Tim Cook becomes Apple CEO
Charlotte Henry looks back at when the quiet COO stepped up to replace the irreplaceable
CORPORATE SUCCESSIONS HAPPEN fairly regularly and are usually pretty uninteresting and uneventful. However, replacing Steve Jobs as Apple CEO was never going to be straightforward. After all, Jobs wasn’t just his company’s boss, he was its heartbeat.
But on Sunday 11 August, 2011, while recovering from his latest round of treatment for pancreatic cancer and a liver transplant, Jobs called his COO Tim Cook and asked him to come to his Palo Alto home immediately. There, Leander Kahney’s biography of Cook recounts, the two men discussed how Jobs would move to become Apple Chairman while Cook would permanently become CEO. Two weeks later the decision was made public.
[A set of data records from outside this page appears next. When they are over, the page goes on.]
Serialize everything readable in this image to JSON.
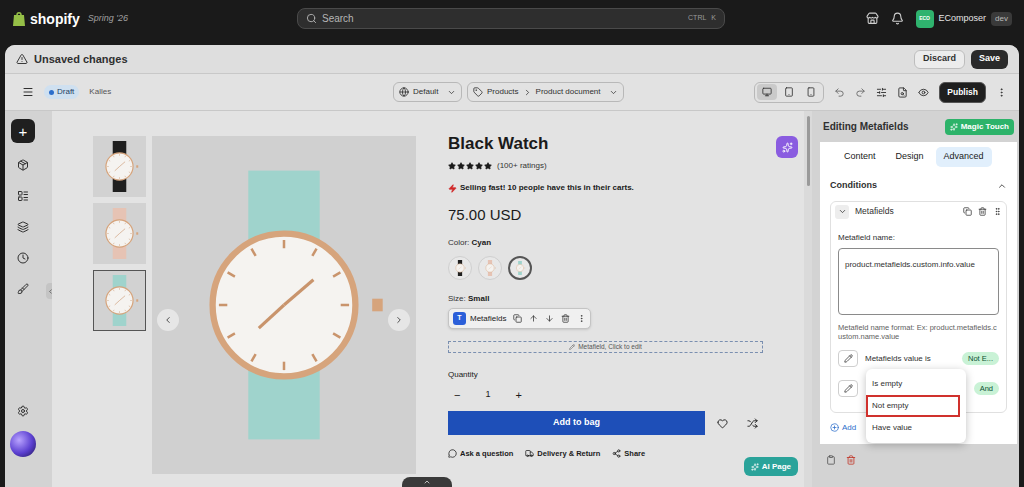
{
  "topbar": {
    "brand": "shopify",
    "edition": "Spring '26",
    "search": {
      "placeholder": "Search",
      "shortcut": [
        "CTRL",
        "K"
      ]
    },
    "store": {
      "initials": "ECO",
      "name": "EComposer",
      "badge": "dev"
    }
  },
  "header": {
    "title": "Unsaved changes",
    "buttons": [
      {
        "label": "Discard",
        "primary": false
      },
      {
        "label": "Save",
        "primary": true
      }
    ]
  },
  "toolbar": {
    "status": "Draft",
    "theme": "Kalles",
    "language": "Default",
    "breadcrumb": [
      "Products",
      "Product document"
    ],
    "devices": [
      {
        "selected": true
      },
      {
        "selected": false
      },
      {
        "selected": false
      }
    ],
    "publish": "Publish"
  },
  "sidebar": {
    "add": "+"
  },
  "product": {
    "title": "Black Watch",
    "stars": 5,
    "rating": "(100+ ratings)",
    "urgency": "Selling fast! 10 people have this in their carts.",
    "price": "75.00 USD",
    "color": {
      "label": "Color:",
      "value": "Cyan"
    },
    "swatches": [
      {
        "color": "#1f1f1f",
        "selected": false
      },
      {
        "color": "#e6c3b4",
        "selected": false
      },
      {
        "color": "#9fd3cc",
        "selected": true
      }
    ],
    "size": {
      "label": "Size:",
      "value": "Small"
    },
    "thumbnails": [
      {
        "color": "#1f1f1f",
        "selected": false
      },
      {
        "color": "#e6c3b4",
        "selected": false
      },
      {
        "color": "#9fd3cc",
        "selected": true
      }
    ],
    "quantity": {
      "label": "Quantity",
      "value": "1",
      "decrement": "−",
      "increment": "+"
    },
    "add_to_bag": "Add to bag",
    "links": [
      "Ask a question",
      "Delivery & Return",
      "Share"
    ]
  },
  "element_toolbar": {
    "badge": "T",
    "label": "Metafields"
  },
  "placeholder": "Metafield, Click to edit",
  "ai_button": "AI Page",
  "panel": {
    "title": "Editing Metafields",
    "magic": "Magic Touch",
    "tabs": [
      {
        "label": "Content",
        "selected": false
      },
      {
        "label": "Design",
        "selected": false
      },
      {
        "label": "Advanced",
        "selected": true
      }
    ],
    "section": {
      "title": "Conditions",
      "expanded": true
    },
    "condition": {
      "title": "Metafields",
      "expanded": true,
      "name_label": "Metafield name:",
      "name_value": "product.metafields.custom.info.value",
      "hint": "Metafield name format: Ex: product.metafields.custom.name.value",
      "rows": [
        {
          "label": "Metafields value is",
          "badge": "Not E..."
        },
        {
          "label": "",
          "badge": "And"
        }
      ]
    },
    "add": "Add"
  },
  "menu": {
    "items": [
      {
        "label": "Is empty",
        "selected": false
      },
      {
        "label": "Not empty",
        "selected": true
      },
      {
        "label": "Have value",
        "selected": false
      }
    ]
  }
}
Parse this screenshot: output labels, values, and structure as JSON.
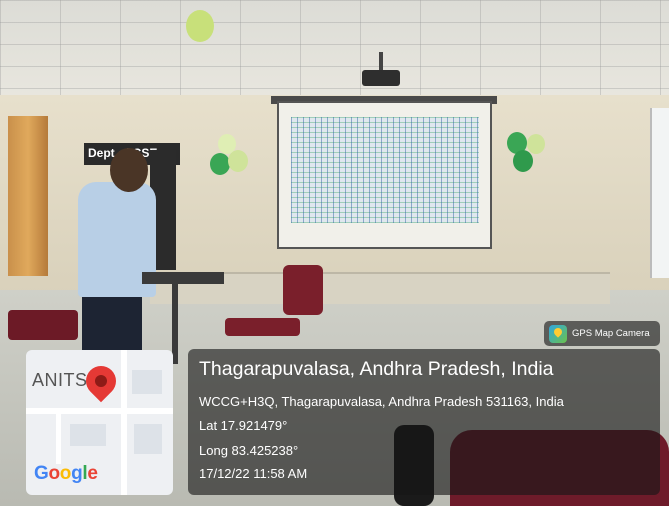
{
  "photo": {
    "sign_text": "Dept of CSE"
  },
  "gps_overlay": {
    "app_badge": "GPS Map Camera",
    "app_icon": "gps-map-camera-icon",
    "map_label": "ANITS",
    "map_brand": "Google",
    "place_title": "Thagarapuvalasa, Andhra Pradesh, India",
    "address": "WCCG+H3Q, Thagarapuvalasa, Andhra Pradesh 531163, India",
    "latitude": "Lat 17.921479°",
    "longitude": "Long 83.425238°",
    "datetime": "17/12/22 11:58 AM"
  },
  "colors": {
    "overlay_bg": "#161616",
    "pin": "#e53935",
    "balloon_green": "#3aa655"
  }
}
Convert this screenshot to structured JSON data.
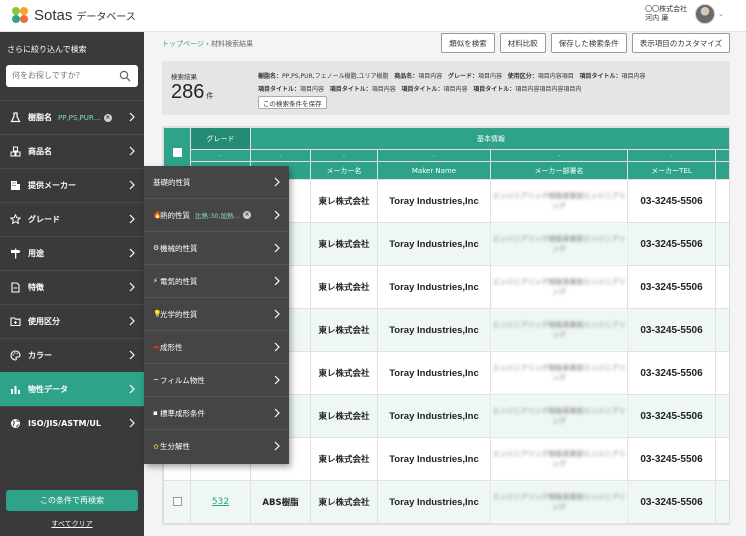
{
  "header": {
    "logo_name": "Sotas",
    "logo_sub": "データベース",
    "company": "〇〇株式会社",
    "user_name": "河内 廉"
  },
  "sidebar": {
    "title": "さらに絞り込んで検索",
    "search_placeholder": "何をお探しですか？",
    "items": [
      {
        "label": "樹脂名",
        "selected": "PP,PS,PUR…",
        "icon": "flask-icon"
      },
      {
        "label": "商品名",
        "icon": "box-group-icon"
      },
      {
        "label": "提供メーカー",
        "icon": "building-icon"
      },
      {
        "label": "グレード",
        "icon": "star-icon"
      },
      {
        "label": "用途",
        "icon": "signpost-icon"
      },
      {
        "label": "特徴",
        "icon": "document-icon"
      },
      {
        "label": "使用区分",
        "icon": "folder-icon"
      },
      {
        "label": "カラー",
        "icon": "palette-icon"
      },
      {
        "label": "物性データ",
        "icon": "bar-chart-icon"
      },
      {
        "label": "ISO/JIS/ASTM/UL",
        "icon": "globe-icon"
      }
    ],
    "search_button": "この条件で再検索",
    "clear_all": "すべてクリア"
  },
  "flyout": {
    "items": [
      {
        "label": "基礎的性質",
        "icon": ""
      },
      {
        "label": "熱的性質",
        "icon": "🔥",
        "selected": "比熱:30,加熱…"
      },
      {
        "label": "機械的性質",
        "icon": "⚙"
      },
      {
        "label": "電気的性質",
        "icon": "⚡"
      },
      {
        "label": "光学的性質",
        "icon": "💡"
      },
      {
        "label": "成形性",
        "icon": "▬"
      },
      {
        "label": "フィルム物性",
        "icon": "~"
      },
      {
        "label": "標準成形条件",
        "icon": "▪"
      },
      {
        "label": "生分解性",
        "icon": "✿"
      }
    ]
  },
  "breadcrumb": {
    "home": "トップページ",
    "separator": "›",
    "current": "材料検索結果"
  },
  "toolbar": {
    "buttons": [
      "類似を検索",
      "材料比較",
      "保存した検索条件",
      "表示項目のカスタマイズ"
    ]
  },
  "results": {
    "label": "検索結果",
    "count": "286",
    "unit": "件",
    "conditions_line1": [
      {
        "k": "樹脂名：",
        "v": "PP,PS,PUR,フェノール樹脂,ユリア樹脂"
      },
      {
        "k": "商品名：",
        "v": "項目内容"
      },
      {
        "k": "グレード：",
        "v": "項目内容"
      },
      {
        "k": "使用区分：",
        "v": "項目内容項目"
      },
      {
        "k": "項目タイトル：",
        "v": "項目内容"
      }
    ],
    "conditions_line2": [
      {
        "k": "項目タイトル：",
        "v": "項目内容"
      },
      {
        "k": "項目タイトル：",
        "v": "項目内容"
      },
      {
        "k": "項目タイトル：",
        "v": "項目内容"
      },
      {
        "k": "項目タイトル：",
        "v": "項目内容項目内容項目内"
      }
    ],
    "save_button": "この検索条件を保存"
  },
  "table": {
    "group_grade": "グレード",
    "group_basic": "基本情報",
    "sub_dash": "-",
    "columns": [
      "",
      "",
      "",
      "メーカー名",
      "Maker Name",
      "メーカー部署名",
      "メーカーTEL"
    ],
    "rows": [
      {
        "id": "",
        "resin": "脂",
        "maker": "東レ株式会社",
        "maker_en": "Toray Industries,Inc",
        "dept": "エンジニアリング樹脂事業部エンジニアリング",
        "tel": "03-3245-5506"
      },
      {
        "id": "",
        "resin": "脂",
        "maker": "東レ株式会社",
        "maker_en": "Toray Industries,Inc",
        "dept": "エンジニアリング樹脂事業部エンジニアリング",
        "tel": "03-3245-5506"
      },
      {
        "id": "",
        "resin": "脂",
        "maker": "東レ株式会社",
        "maker_en": "Toray Industries,Inc",
        "dept": "エンジニアリング樹脂事業部エンジニアリング",
        "tel": "03-3245-5506"
      },
      {
        "id": "",
        "resin": "脂",
        "maker": "東レ株式会社",
        "maker_en": "Toray Industries,Inc",
        "dept": "エンジニアリング樹脂事業部エンジニアリング",
        "tel": "03-3245-5506"
      },
      {
        "id": "",
        "resin": "脂",
        "maker": "東レ株式会社",
        "maker_en": "Toray Industries,Inc",
        "dept": "エンジニアリング樹脂事業部エンジニアリング",
        "tel": "03-3245-5506"
      },
      {
        "id": "",
        "resin": "脂",
        "maker": "東レ株式会社",
        "maker_en": "Toray Industries,Inc",
        "dept": "エンジニアリング樹脂事業部エンジニアリング",
        "tel": "03-3245-5506"
      },
      {
        "id": "",
        "resin": "脂",
        "maker": "東レ株式会社",
        "maker_en": "Toray Industries,Inc",
        "dept": "エンジニアリング樹脂事業部エンジニアリング",
        "tel": "03-3245-5506"
      },
      {
        "id": "532",
        "resin": "ABS樹脂",
        "maker": "東レ株式会社",
        "maker_en": "Toray Industries,Inc",
        "dept": "エンジニアリング樹脂事業部エンジニアリング",
        "tel": "03-3245-5506"
      }
    ]
  },
  "colors": {
    "accent": "#2ea389",
    "sidebar_bg": "#3a3a3a",
    "flyout_bg": "#454545"
  }
}
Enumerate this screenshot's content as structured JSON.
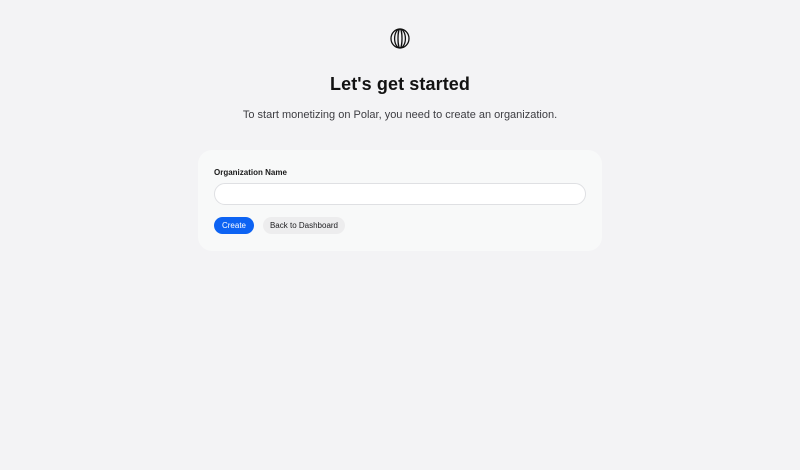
{
  "brand": {
    "logo_icon": "polar-globe-icon",
    "accent_color": "#0d63f3"
  },
  "page": {
    "title": "Let's get started",
    "subtitle": "To start monetizing on Polar, you need to create an organization."
  },
  "form": {
    "org_name_label": "Organization Name",
    "org_name_value": "",
    "org_name_placeholder": "",
    "create_label": "Create",
    "back_label": "Back to Dashboard"
  }
}
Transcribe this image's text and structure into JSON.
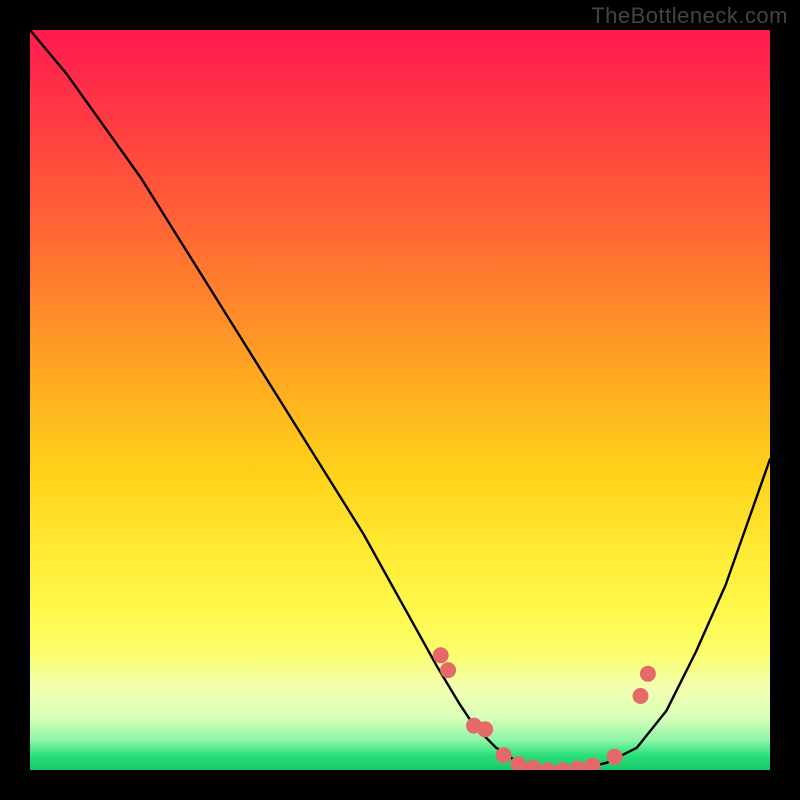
{
  "watermark": "TheBottleneck.com",
  "chart_data": {
    "type": "line",
    "title": "",
    "xlabel": "",
    "ylabel": "",
    "xlim": [
      0,
      100
    ],
    "ylim": [
      0,
      100
    ],
    "grid": false,
    "series": [
      {
        "name": "bottleneck-curve",
        "color": "#000000",
        "x": [
          0,
          5,
          10,
          15,
          20,
          25,
          30,
          35,
          40,
          45,
          50,
          55,
          58,
          60,
          63,
          66,
          70,
          74,
          78,
          82,
          86,
          90,
          94,
          100
        ],
        "y": [
          100,
          94,
          87,
          80,
          72,
          64,
          56,
          48,
          40,
          32,
          23,
          14,
          9,
          6,
          3,
          1,
          0,
          0,
          1,
          3,
          8,
          16,
          25,
          42
        ]
      }
    ],
    "markers": {
      "name": "highlight-dots",
      "color": "#e46a6a",
      "radius": 8,
      "x": [
        55.5,
        56.5,
        60,
        61.5,
        64,
        66,
        68,
        70,
        72,
        74,
        76,
        79,
        82.5,
        83.5
      ],
      "y": [
        15.5,
        13.5,
        6,
        5.5,
        2,
        0.8,
        0.3,
        0,
        0,
        0.2,
        0.6,
        1.8,
        10,
        13
      ]
    },
    "gradient": {
      "direction": "vertical",
      "stops": [
        {
          "pos": 0.0,
          "color": "#ff1a4d"
        },
        {
          "pos": 0.28,
          "color": "#ff6a33"
        },
        {
          "pos": 0.6,
          "color": "#ffd21a"
        },
        {
          "pos": 0.84,
          "color": "#fbff6a"
        },
        {
          "pos": 0.96,
          "color": "#8cf5a8"
        },
        {
          "pos": 1.0,
          "color": "#18c86c"
        }
      ]
    }
  }
}
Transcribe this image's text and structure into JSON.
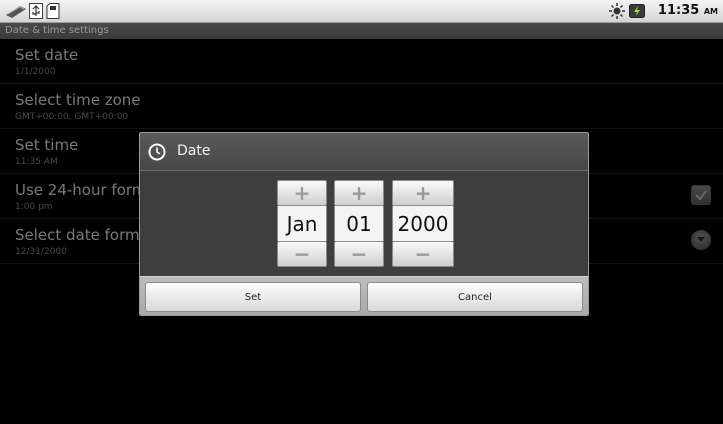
{
  "status_bar": {
    "time": "11:35",
    "ampm": "AM",
    "icons": [
      "usb-debug-icon",
      "usb-icon",
      "sd-card-icon",
      "brightness-icon",
      "battery-icon"
    ]
  },
  "title_bar": {
    "title": "Date & time settings"
  },
  "settings": [
    {
      "title": "Set date",
      "subtitle": "1/1/2000"
    },
    {
      "title": "Select time zone",
      "subtitle": "GMT+00:00, GMT+00:00"
    },
    {
      "title": "Set time",
      "subtitle": "11:35 AM"
    },
    {
      "title": "Use 24-hour format",
      "subtitle": "1:00 pm",
      "widget": "checkbox-icon",
      "checked": true
    },
    {
      "title": "Select date format",
      "subtitle": "12/31/2000",
      "widget": "dropdown-arrow-icon"
    }
  ],
  "dialog": {
    "title": "Date",
    "icon": "clock-icon",
    "pickers": [
      {
        "name": "month",
        "value": "Jan",
        "plus": "+",
        "minus": "−"
      },
      {
        "name": "day",
        "value": "01",
        "plus": "+",
        "minus": "−"
      },
      {
        "name": "year",
        "value": "2000",
        "plus": "+",
        "minus": "−"
      }
    ],
    "set_label": "Set",
    "cancel_label": "Cancel"
  },
  "colors": {
    "background": "#000000",
    "dialog_body": "#3e3e3e",
    "status_bar": "#e8e8e8"
  }
}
Just over a month after that Jobs passed away, leaving Cook alone in the spotlight.
Commentators, analysts, and Apple fans were sceptical — what could the boring operations guy do? At Cook’s first product launch as CEO, the unveiling of the iPhone 4s with Siri, there was a seat marked “Reserved” for Jobs, underlining how he would remain a key presence. “It is a pleasure to host you today,” Cook said at the event. “I love Apple.” Reports at the time noted the relatively muted response he received, and how the presentation was rather quiet, dull, even.
It’s not just product launches where Cook has found himself under heavy scrutiny — the most personal elements of his life have been made public, including his sexuality. After rumors were published, Cook confirmed that he is gay in a Bloomberg Businessweek column in October 2014. He was the first Fortune 500 CEO to ever come out publicly.
Cook may not have the charisma or product vision associated with his predecessor Jobs, but in August 2020 Apple’s market capitalization hit $2 trillion, having doubled in value in just two years. Not bad a return from the boring operations guy.